Michael Osti, M.D., from the Academic Hospital Feldkirch in Austria, and Johannes Steyrer, Ph.D., from the Vienna University of Economics and Business, surveyed orthopedic and trauma surgeons as well as radiologists form public hospitals to quantify the practice of defensive medicine.
The researchers found that the prevalence of defensive medicine was 97.7 percent. More than one-quarter of all diagnostic examinations (28 percent) are ordered by orthopedic or trauma surgeons for defensive reasons (on average, 19.6 investigations per month for the average surgeon). Participants report receiving 1.4 liability claims per month.

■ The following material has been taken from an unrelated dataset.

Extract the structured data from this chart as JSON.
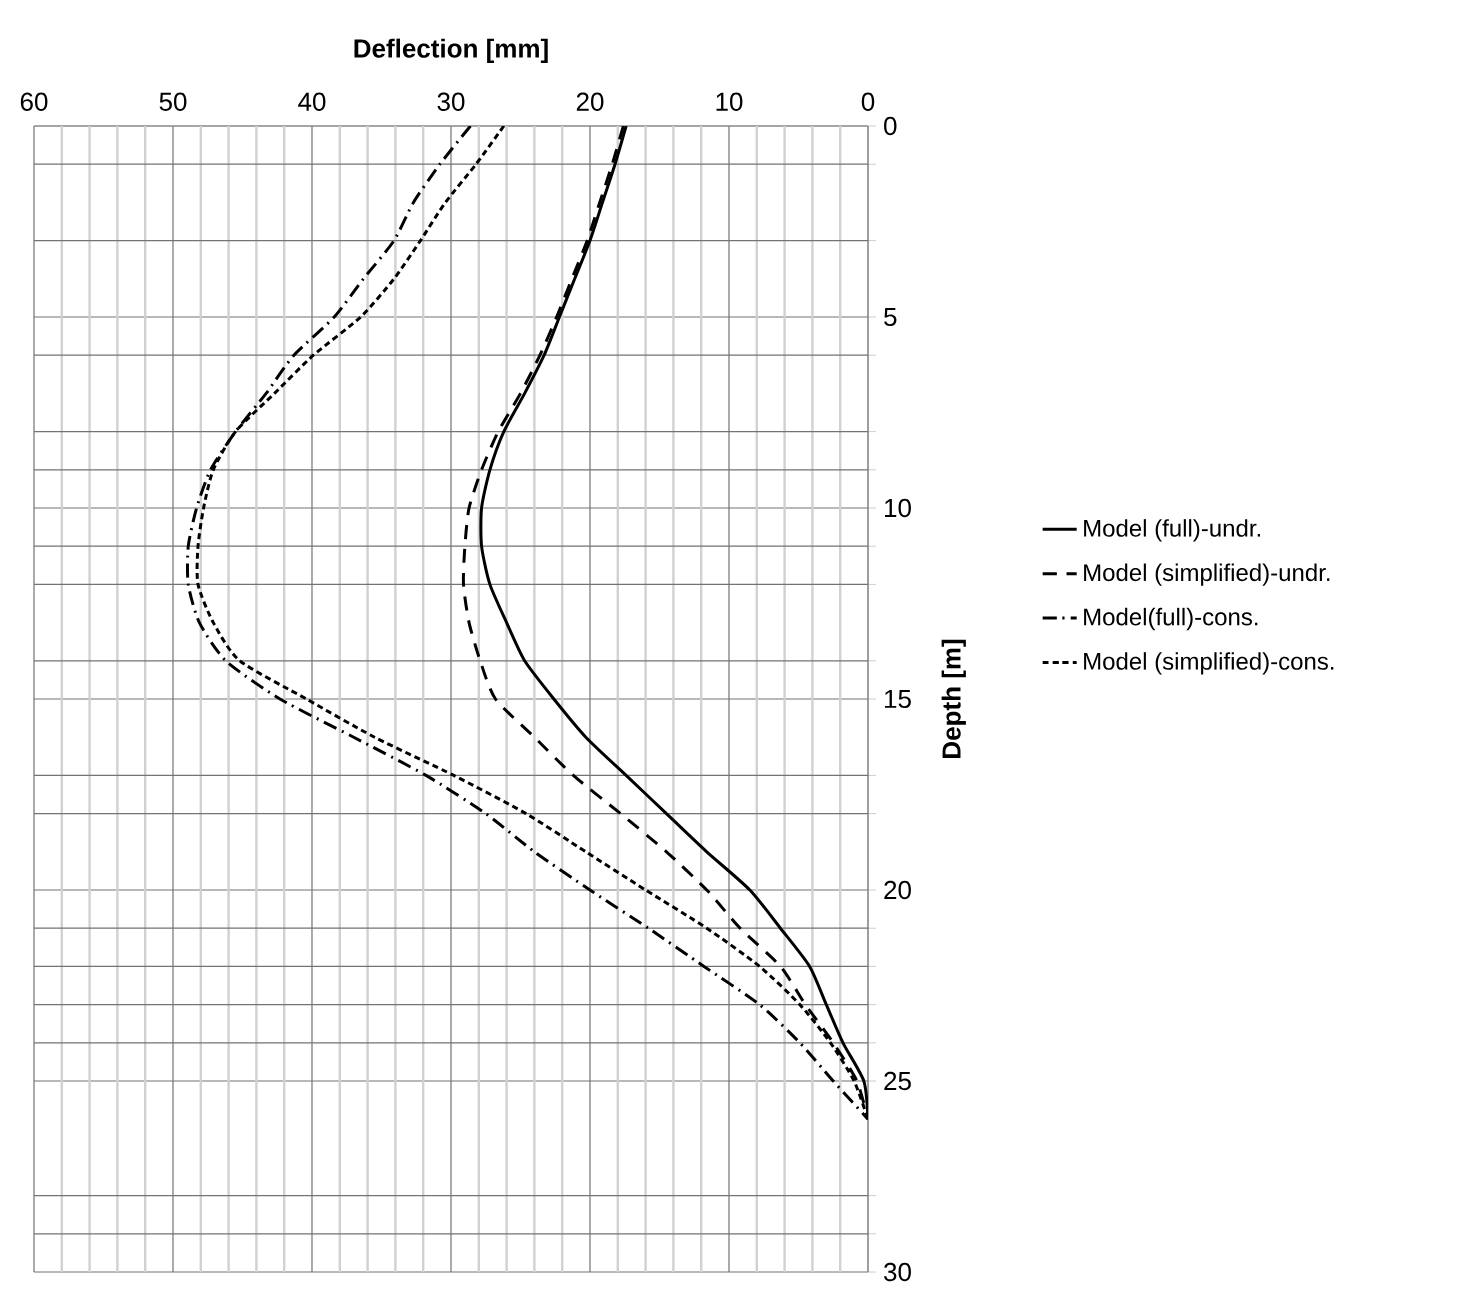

The majority of doctors (81 percent) request additional diagnostic procedures for defensive purposes when treating high-risk patients. In radiology, the time spent on defensive practice is 9.2 hours per month, and among orthopedic and trauma surgeons, defensive practice equals 17 and 18 percent of total working time, respectively.
"Our results indicate the urgent necessity for confrontation with and solution for the increasing effort of self-protection within the health care system," the authors write.